Guided by Voices
Do the Collapse
[TVT]
Rating: 4.7
The release of a new Guided by Voices album is cause for great celebration in certain
camps. Among music critics I've observed raucous and unfettered rejoicing, unmitigated
praising, and numerous rounds of circle-jerking mark the occasion. Critics from all
walks come together, thesauruses in hand, to heap generally pleasant and worshipful
adjectives upon their hero, Bob Pollard.
These well wishes don't come without merit, either. Pollard is among the most
accomplished songwriters to emerge in the 90's, and certainly that decade's most
prolific craftsman. At their best, Pollard's unadorned gems have been complete and
surprisingly complex given the rudimentary instrumentation and recording techniques
he employs. Pollard mastered the 90-second pop song, distilling what other
songwriters would need four-to-six minutes to achieve into its most pure, crystalline
form. Thus, a track like "As We Go Up, We Go Down" never seemed truncated or
short-lived at a buck thirty six. Rather, it progressed fully through its beginning,
middle and end, even leaving enough room for a fading coda.

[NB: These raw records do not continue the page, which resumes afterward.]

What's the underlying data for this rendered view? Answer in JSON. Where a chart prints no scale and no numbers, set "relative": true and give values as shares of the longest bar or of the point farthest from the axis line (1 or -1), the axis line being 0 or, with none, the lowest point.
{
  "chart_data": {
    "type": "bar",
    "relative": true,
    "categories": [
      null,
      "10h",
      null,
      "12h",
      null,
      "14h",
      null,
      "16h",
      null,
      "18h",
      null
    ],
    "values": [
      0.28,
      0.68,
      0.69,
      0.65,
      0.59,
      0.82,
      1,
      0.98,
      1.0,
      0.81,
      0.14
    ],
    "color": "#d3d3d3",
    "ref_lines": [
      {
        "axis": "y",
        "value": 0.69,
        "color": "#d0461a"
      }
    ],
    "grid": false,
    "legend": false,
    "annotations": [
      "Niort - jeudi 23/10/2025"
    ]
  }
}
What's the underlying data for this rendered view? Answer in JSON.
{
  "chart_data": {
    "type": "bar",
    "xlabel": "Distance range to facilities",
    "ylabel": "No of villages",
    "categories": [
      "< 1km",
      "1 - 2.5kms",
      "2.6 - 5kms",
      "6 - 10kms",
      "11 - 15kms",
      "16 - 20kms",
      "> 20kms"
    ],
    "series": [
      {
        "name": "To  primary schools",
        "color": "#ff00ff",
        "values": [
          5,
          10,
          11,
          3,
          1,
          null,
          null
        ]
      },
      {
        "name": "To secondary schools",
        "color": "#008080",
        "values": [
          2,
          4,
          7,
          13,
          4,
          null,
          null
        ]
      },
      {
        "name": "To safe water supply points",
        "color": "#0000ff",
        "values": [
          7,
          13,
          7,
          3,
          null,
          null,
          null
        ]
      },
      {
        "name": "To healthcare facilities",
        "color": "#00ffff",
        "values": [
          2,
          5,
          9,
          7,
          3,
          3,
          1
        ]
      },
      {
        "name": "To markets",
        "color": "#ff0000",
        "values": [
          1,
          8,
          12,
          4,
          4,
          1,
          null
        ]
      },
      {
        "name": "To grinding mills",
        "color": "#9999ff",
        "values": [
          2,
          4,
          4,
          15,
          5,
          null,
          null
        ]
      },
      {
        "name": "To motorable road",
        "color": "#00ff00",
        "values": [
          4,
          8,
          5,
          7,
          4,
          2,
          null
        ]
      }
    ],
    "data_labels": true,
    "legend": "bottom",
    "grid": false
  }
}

The foundation of Pollard's unique legend lies in his ability to string 20-30 of
these nuggets together for complete album at a frequency with which the rest of us
visit the dentist. And even if Pollard's more recent releases have been showing the
wear of his incredible workload, he still manages to anchor their credibility with
flashes of greatness.
Do the Collapse is the band's latest offering and an interesting crossroads
from which to consider Pollard's legend. Here, Bob eschews his traditional trademark
lo-fi production, enlisting the help of Ric Ocasek. Before listening to the album,
I imagined this to be a step up for Pollard-- it seems logical that someone who can
squeeze so much from so little would only expand to meet the widening possibilities.

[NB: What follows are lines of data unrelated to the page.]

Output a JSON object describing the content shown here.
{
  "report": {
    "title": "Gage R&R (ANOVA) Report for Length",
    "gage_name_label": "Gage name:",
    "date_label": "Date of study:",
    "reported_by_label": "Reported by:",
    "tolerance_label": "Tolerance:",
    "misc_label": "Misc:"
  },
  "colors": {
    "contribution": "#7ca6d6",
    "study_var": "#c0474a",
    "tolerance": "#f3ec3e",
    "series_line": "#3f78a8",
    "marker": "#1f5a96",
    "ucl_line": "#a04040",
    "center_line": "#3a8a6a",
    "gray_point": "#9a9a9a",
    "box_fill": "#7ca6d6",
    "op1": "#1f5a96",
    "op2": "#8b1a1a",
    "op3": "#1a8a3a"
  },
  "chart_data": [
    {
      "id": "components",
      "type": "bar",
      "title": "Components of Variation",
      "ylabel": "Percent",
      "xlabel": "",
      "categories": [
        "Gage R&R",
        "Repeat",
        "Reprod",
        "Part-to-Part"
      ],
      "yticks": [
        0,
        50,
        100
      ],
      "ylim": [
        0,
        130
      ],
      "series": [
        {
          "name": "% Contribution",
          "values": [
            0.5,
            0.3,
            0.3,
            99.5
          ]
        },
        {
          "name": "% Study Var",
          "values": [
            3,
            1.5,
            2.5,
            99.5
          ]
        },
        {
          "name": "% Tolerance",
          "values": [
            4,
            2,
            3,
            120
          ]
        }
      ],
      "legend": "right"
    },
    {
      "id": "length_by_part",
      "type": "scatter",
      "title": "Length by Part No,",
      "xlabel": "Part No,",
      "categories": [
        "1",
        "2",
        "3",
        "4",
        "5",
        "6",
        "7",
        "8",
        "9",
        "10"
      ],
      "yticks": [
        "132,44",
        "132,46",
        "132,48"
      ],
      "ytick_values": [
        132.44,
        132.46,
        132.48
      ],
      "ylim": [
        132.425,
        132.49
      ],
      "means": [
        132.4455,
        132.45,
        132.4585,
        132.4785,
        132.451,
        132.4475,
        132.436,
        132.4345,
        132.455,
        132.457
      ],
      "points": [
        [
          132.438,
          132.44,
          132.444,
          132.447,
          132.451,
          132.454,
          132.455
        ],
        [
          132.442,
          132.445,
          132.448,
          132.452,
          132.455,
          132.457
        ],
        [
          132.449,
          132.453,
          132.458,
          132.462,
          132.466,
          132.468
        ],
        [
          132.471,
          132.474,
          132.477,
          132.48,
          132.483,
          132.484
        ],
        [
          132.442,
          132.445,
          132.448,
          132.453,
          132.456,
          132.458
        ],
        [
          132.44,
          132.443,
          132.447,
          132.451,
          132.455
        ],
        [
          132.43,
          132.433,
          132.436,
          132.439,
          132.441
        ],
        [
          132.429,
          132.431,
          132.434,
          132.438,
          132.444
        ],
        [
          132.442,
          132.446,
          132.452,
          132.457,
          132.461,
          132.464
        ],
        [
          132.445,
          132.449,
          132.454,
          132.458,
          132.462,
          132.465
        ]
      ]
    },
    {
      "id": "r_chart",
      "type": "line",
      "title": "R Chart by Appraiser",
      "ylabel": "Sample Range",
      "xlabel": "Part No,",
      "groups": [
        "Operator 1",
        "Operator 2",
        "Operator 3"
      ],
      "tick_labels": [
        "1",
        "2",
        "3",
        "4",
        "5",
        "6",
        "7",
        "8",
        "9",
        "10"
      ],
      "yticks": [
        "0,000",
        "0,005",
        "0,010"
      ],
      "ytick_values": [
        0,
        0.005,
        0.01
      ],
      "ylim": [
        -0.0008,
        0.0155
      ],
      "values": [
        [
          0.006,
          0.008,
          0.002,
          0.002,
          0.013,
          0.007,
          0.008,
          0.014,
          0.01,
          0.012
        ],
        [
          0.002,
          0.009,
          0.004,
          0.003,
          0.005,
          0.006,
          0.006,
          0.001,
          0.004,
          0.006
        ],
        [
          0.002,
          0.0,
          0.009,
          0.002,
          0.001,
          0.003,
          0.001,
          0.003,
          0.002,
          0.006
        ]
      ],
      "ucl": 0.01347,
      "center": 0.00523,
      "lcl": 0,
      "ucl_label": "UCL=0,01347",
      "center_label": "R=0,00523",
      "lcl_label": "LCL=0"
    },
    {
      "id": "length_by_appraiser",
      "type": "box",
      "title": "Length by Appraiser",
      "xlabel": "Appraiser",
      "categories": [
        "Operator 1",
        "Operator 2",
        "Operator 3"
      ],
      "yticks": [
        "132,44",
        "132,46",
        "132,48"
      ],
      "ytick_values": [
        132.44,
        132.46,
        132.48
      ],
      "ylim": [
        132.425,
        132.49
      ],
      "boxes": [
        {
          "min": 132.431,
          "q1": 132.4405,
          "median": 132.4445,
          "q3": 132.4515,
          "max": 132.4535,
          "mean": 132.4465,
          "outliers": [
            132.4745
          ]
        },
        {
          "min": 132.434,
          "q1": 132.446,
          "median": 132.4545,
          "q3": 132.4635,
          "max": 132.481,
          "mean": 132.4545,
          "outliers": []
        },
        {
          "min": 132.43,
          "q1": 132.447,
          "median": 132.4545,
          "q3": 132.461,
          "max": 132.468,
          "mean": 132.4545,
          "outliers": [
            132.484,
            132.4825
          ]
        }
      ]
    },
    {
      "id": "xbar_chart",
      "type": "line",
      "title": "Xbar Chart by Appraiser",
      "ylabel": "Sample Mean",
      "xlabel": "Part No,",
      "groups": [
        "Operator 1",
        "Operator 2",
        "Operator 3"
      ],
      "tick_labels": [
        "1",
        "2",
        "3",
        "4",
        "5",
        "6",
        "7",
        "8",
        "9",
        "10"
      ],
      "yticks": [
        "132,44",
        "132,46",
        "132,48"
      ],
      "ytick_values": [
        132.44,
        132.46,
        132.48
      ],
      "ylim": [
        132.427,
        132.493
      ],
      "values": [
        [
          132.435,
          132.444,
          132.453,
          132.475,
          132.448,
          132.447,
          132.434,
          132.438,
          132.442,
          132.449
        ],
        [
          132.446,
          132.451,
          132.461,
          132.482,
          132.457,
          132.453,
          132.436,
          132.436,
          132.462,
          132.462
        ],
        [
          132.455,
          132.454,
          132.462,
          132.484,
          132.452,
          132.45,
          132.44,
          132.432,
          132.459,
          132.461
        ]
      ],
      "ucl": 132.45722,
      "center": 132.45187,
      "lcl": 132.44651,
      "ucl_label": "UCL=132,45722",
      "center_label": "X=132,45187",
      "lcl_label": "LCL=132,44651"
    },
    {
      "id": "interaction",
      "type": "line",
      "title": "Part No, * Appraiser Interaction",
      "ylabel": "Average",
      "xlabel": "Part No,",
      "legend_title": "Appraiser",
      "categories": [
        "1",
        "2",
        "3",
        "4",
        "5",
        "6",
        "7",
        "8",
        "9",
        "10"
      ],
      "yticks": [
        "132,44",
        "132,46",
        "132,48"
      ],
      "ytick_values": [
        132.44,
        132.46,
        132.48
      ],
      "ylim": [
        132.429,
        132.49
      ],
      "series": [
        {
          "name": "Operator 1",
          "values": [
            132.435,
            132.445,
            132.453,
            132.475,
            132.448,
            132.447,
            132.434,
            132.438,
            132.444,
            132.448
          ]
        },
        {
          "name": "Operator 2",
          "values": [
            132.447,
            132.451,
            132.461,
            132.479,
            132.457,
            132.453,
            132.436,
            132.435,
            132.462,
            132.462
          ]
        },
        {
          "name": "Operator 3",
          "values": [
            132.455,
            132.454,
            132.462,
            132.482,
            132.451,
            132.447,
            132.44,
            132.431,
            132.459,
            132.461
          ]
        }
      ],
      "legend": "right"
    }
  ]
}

Unfortunately, that's not the case here, and the production ain't the problem.
Do the Collapse is a collection of middling, unremarkable songs that are, for
the most part, bereft of the quirky ingenuity that was once the hallmark of Pollard's
work. The album's opener and cornerstone single, "Teenage FBI," suffers not as much
from its early Cars organ fills as from its trite underlying material. Pollard used
to write minute-long Beatles songs; now he's taken to penning three-minute Ramones
tunes. Throughout the album, the added production value seems to hide rather than
accentuate. In fact, it's difficult imagining tracks like "Mushroom Art" and "Zoo Pie"
working at all without Ocasek's whistles and bells. And on "Hold On Hope," Pollard's
expanded oeuvre only exposes the emptiness of the source material.
Granted, this is still Bob Pollard we're talking about, and tunes like "Surgical Focus"
and "An Unmarketed Product" could probably teach the vast majority of songwriters a
lesson or two. But judging only a few songs successful is a failure for Pollard-- as
he went up, he went down. And ultimately, Do the Collapse is a Guided by Voices
album that will gather dust as its passed over for its companions. Circle jerk canceled.